オーナーが自身の保険での申請を敬遠する場合もあるだろう。自動車保険と同様に、利用すればするほど保険料が高くなるなどのペナルティが発生するのではと思っているからかもしれないが、それは間違っている。 火災保険は何度利用してもオーナーが損することはない。
オーナーを守る特約条項が
火災保険には備わっている
それではなぜ、オーナーの火災保険を使うことがオーナーにとって損にならないのだろうか。その理由は、賃貸不動産オーナーを守る特約条項が火災保険には備わっているためだ。
事故が発生したら、まずオーナーの火災保険を利用していち早くトラブルを解消する。誰に非があっても保険金は速やかに支払われる。
その時点で、オーナーがトラブルの加害者に請求できる権利は「保険代位求償権」となって保険会社に移る。その後、保険会社が審査を行い、過失は誰にあったのかを突き止める。 仮に入居者に非があった場合は、入居者が加入している保険会社に請求することができる。
意外と知られていないのは、入居者が家財保険に加入していなかった場合だ。オーナーは自身が加入する火災保険会社に、入居者へ請求しないことを求めることができるのだ。
大手の損害保険会社の火災保険には、普通保険約款に「代位求償権不行使特約条項」がある。賃貸借契約における賃貸人(オーナー) と借家人(入居者)の間では「代位求償権」を行使しないというもので、オーナーにとって不利益となりうる求償行為を損保会社がしないというものだ。
入居者が火災保険(家財保険)に未加入だった場合、保険会社が入居者に求償することで入居者の退去につながる恐れがある。そのため、「代位求償権不行使特約条項」の約款のある損保商品では取り立てを行わないのだ。

代位求償権不行使特約条項がなければ
保険代理店を変えることを推奨
もし、「代位求償権不行使特約条項」が加入している保険の約款に入っていない場合は、加入している保険を解約して入り直す必要がある。保険料は年々値上がっており、解約して入り直すのはコストが増える。だが、それでも入り直すことを斎藤社長は推奨する。

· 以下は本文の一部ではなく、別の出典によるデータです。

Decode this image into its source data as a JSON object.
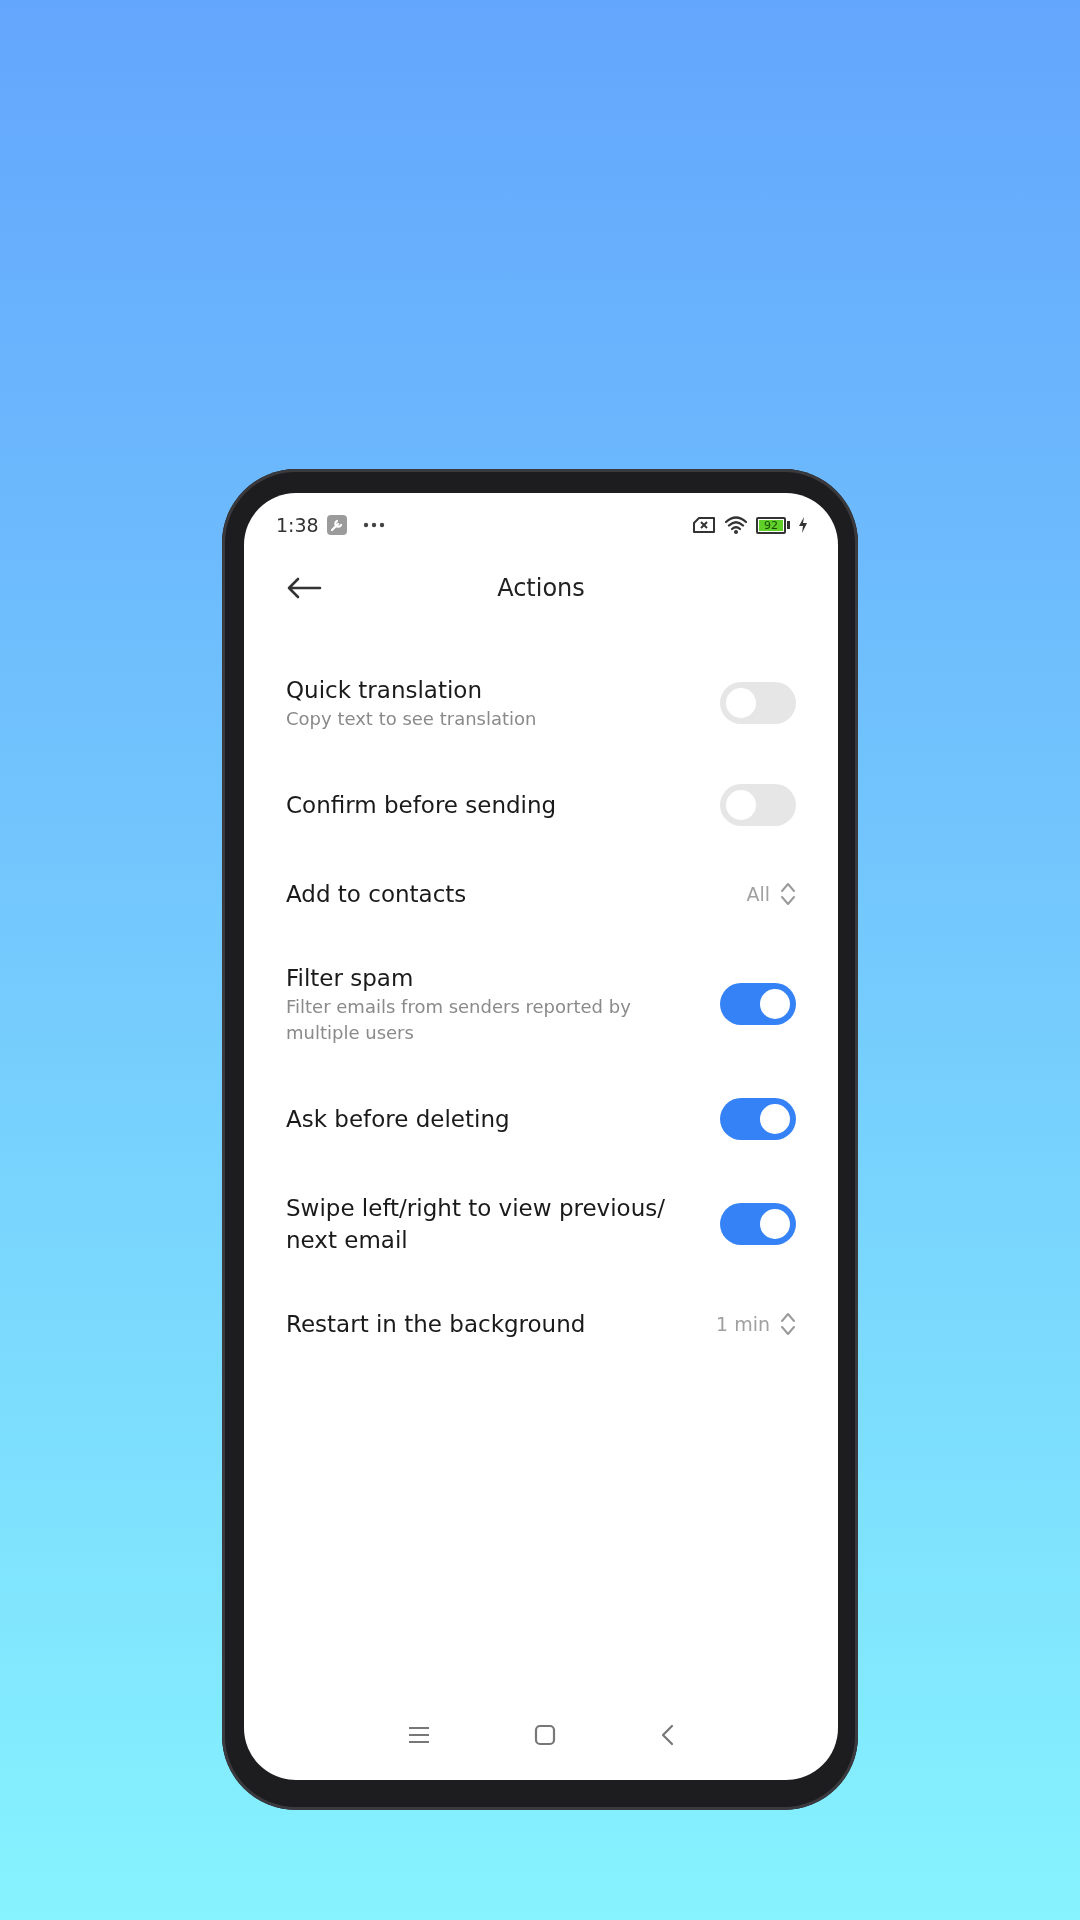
{
  "status_bar": {
    "time": "1:38",
    "battery": "92"
  },
  "header": {
    "title": "Actions"
  },
  "settings": [
    {
      "kind": "toggle",
      "title": "Quick translation",
      "subtitle": "Copy text to see translation",
      "on": false
    },
    {
      "kind": "toggle",
      "title": "Confirm before sending",
      "on": false
    },
    {
      "kind": "select",
      "title": "Add to contacts",
      "value": "All"
    },
    {
      "kind": "toggle",
      "title": "Filter spam",
      "subtitle": "Filter emails from senders reported by multiple users",
      "on": true
    },
    {
      "kind": "toggle",
      "title": "Ask before deleting",
      "on": true
    },
    {
      "kind": "toggle",
      "title": "Swipe left/right to view previous/ next email",
      "on": true
    },
    {
      "kind": "select",
      "title": "Restart in the background",
      "value": "1 min"
    }
  ]
}
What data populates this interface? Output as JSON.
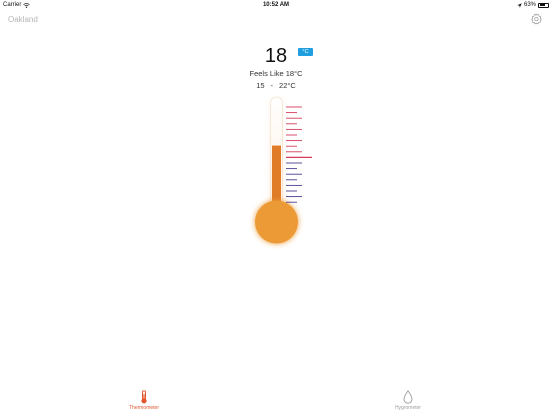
{
  "status": {
    "carrier": "Carrier",
    "time": "10:52 AM",
    "battery": "63%",
    "battery_level": 0.63
  },
  "header": {
    "city": "Oakland"
  },
  "reading": {
    "temperature": "18",
    "unit": "°C",
    "feels_like": "Feels Like 18°C",
    "range_low": "15",
    "range_sep": "-",
    "range_high": "22°C",
    "fill_fraction": 0.62
  },
  "tabs": [
    {
      "label": "Thermometer",
      "active": true
    },
    {
      "label": "Hygrometer",
      "active": false
    }
  ],
  "colors": {
    "accent": "#e4572e",
    "bulb": "#ec9a35",
    "badge": "#1f9ee0",
    "tick_warm": "#d63a5a",
    "tick_cool": "#4b3d8f",
    "inactive": "#9e9e9e"
  }
}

「補償内容や割引適用の有無だけでなく、保険で大切なのは事故処理能力だと思います。代位求償権不行使特約条項が入っていない火災保険を勧められているという時点で、代理店はオーナーの火災保険について詳しくない可能性もあります。
代位求償権不行使条項は、古い契約や共済にはない場合が多く、その見極めができる代理店はそう多くはありませんし、対象物件が賃貸専用だという認識をしていないかもしれません。その場合、代理店を変える以外に改善方法がないため、やむを得ず解約して掛け直しをされるオーナーさんもいます。安かろう、悪かろうでは、保険は意味がないですからね」(斎藤社長)
賃貸不動産オーナーは今一度、自身が加入している保険に「代位求償権不行使特約条項」があるかどうかを確認したほうがいいだろう。